We put these questions to our own team of specialist manager research analysts and captured a number of insights. We learned that the differences between an analysts’ AUM watchpoint and the reasonable upper limit of capacity—and indicators of rising AUM causing negative return impacts—vary considerably across asset classes and strategies.

Our analysts typically see active managers seeking to accommodate and manage rising AUM by increasing the number of holdings, reducing their active share, reducing turnover, moving toward more liquid stocks and even closing products to new AUM at reasonable capacity limits. Some managers do this better than others and, through our 48 years of researching managers, we’ve identified some of the better techniques used by managers to increase their chances of success.

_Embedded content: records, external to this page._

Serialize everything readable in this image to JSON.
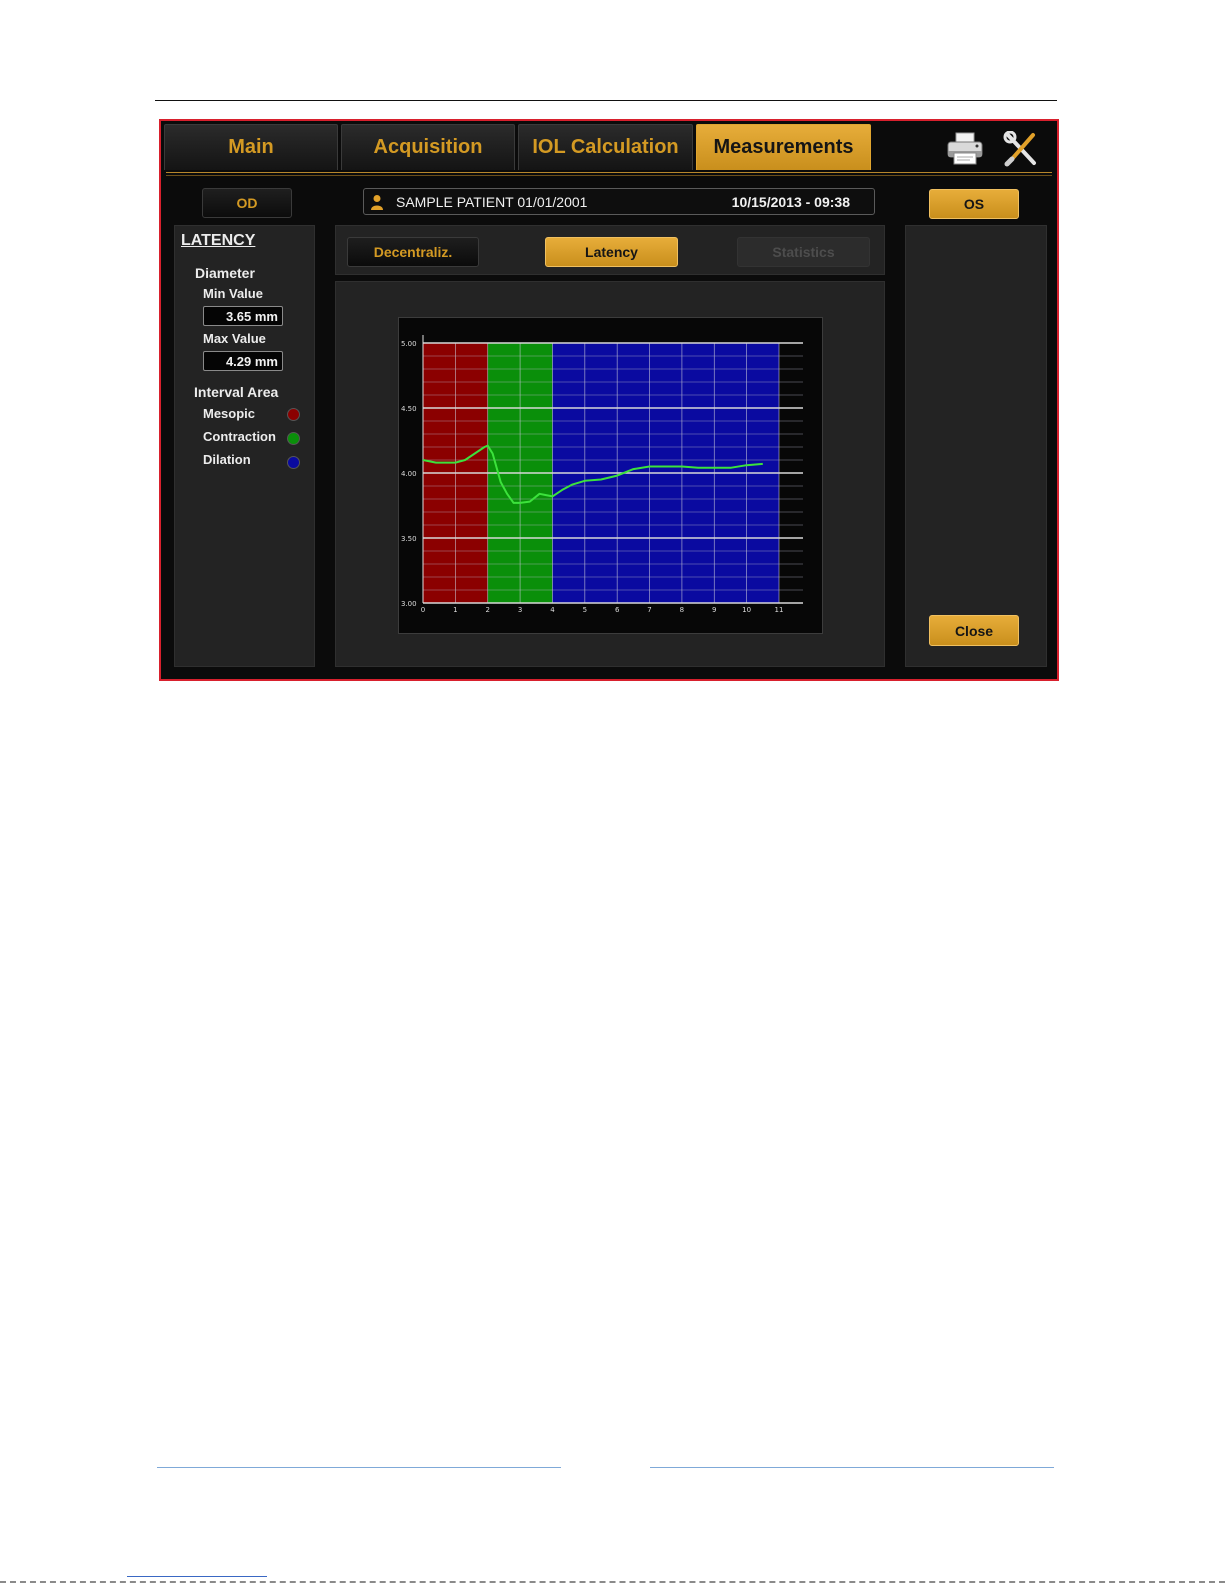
{
  "tabs": [
    {
      "label": "Main"
    },
    {
      "label": "Acquisition"
    },
    {
      "label": "IOL Calculation"
    },
    {
      "label": "Measurements"
    }
  ],
  "active_tab": "Measurements",
  "eyes": {
    "left": "OD",
    "right": "OS",
    "active": "OS"
  },
  "patient": {
    "name": "SAMPLE PATIENT 01/01/2001",
    "datetime": "10/15/2013 - 09:38"
  },
  "left_panel": {
    "title": "LATENCY",
    "diameter_label": "Diameter",
    "min_label": "Min Value",
    "min_value": "3.65 mm",
    "max_label": "Max Value",
    "max_value": "4.29 mm",
    "interval_label": "Interval Area",
    "intervals": [
      {
        "label": "Mesopic",
        "color": "#8b0000"
      },
      {
        "label": "Contraction",
        "color": "#0a8f0a"
      },
      {
        "label": "Dilation",
        "color": "#0a0aa0"
      }
    ]
  },
  "sub_tabs": [
    {
      "label": "Decentraliz.",
      "state": "normal"
    },
    {
      "label": "Latency",
      "state": "active"
    },
    {
      "label": "Statistics",
      "state": "disabled"
    }
  ],
  "close_label": "Close",
  "colors": {
    "accent": "#d49a23",
    "window_border": "#d8202d"
  },
  "chart_data": {
    "type": "line",
    "xlim": [
      0,
      11
    ],
    "ylim": [
      3.0,
      5.0
    ],
    "x_ticks": [
      "0",
      "1",
      "2",
      "3",
      "4",
      "5",
      "6",
      "7",
      "8",
      "9",
      "10",
      "11"
    ],
    "y_ticks": [
      "3.00",
      "3.50",
      "4.00",
      "4.50",
      "5.00"
    ],
    "bands": [
      {
        "from": 0,
        "to": 2,
        "color": "#8b0000"
      },
      {
        "from": 2,
        "to": 4,
        "color": "#0a8f0a"
      },
      {
        "from": 4,
        "to": 11,
        "color": "#0a0aa0"
      }
    ],
    "grid": true,
    "series": [
      {
        "color": "#3ce23c",
        "points": [
          [
            0,
            4.1
          ],
          [
            0.4,
            4.08
          ],
          [
            1.0,
            4.08
          ],
          [
            1.3,
            4.1
          ],
          [
            1.6,
            4.15
          ],
          [
            1.9,
            4.2
          ],
          [
            2.0,
            4.21
          ],
          [
            2.15,
            4.15
          ],
          [
            2.4,
            3.93
          ],
          [
            2.6,
            3.84
          ],
          [
            2.8,
            3.77
          ],
          [
            3.0,
            3.77
          ],
          [
            3.3,
            3.78
          ],
          [
            3.6,
            3.84
          ],
          [
            3.8,
            3.83
          ],
          [
            4.0,
            3.82
          ],
          [
            4.3,
            3.87
          ],
          [
            4.6,
            3.91
          ],
          [
            5.0,
            3.94
          ],
          [
            5.5,
            3.95
          ],
          [
            6.0,
            3.98
          ],
          [
            6.5,
            4.03
          ],
          [
            7.0,
            4.05
          ],
          [
            7.5,
            4.05
          ],
          [
            8.0,
            4.05
          ],
          [
            8.5,
            4.04
          ],
          [
            9.0,
            4.04
          ],
          [
            9.5,
            4.04
          ],
          [
            10.0,
            4.06
          ],
          [
            10.5,
            4.07
          ]
        ]
      }
    ]
  }
}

Managers who accommodate AUM growth effectively tend to:

  1. Manage growth, so that it doesn't come too quickly
  2. Don’t hide growth in multiple, similar products
  3. Stay in their habitat (e.g., capitalisation, risk profile)
  4. Stay invested (i.e., less in cash)
  5. Play liquidity well, and are mindful of their investment horizon
  6. Are mindful of cash flow requirements
  7. Employ wise use of derivatives and other capacity expanding securities

Ultimately, our conclusions support an investment community that is mindful of AUM limitations and has learned to manage AUM growth well.

1 Christopherson, Jon, Zhuanxin Ding, Greenwood, Paul. (2001). “Perils of Success”. Russell Investments.

2 Berk, Jonathon B., (2005). “Five Myths of Active Portfolio Management,” The Journal of Portfolio Management, Vol. 31, Issue 3, Pages 27-31.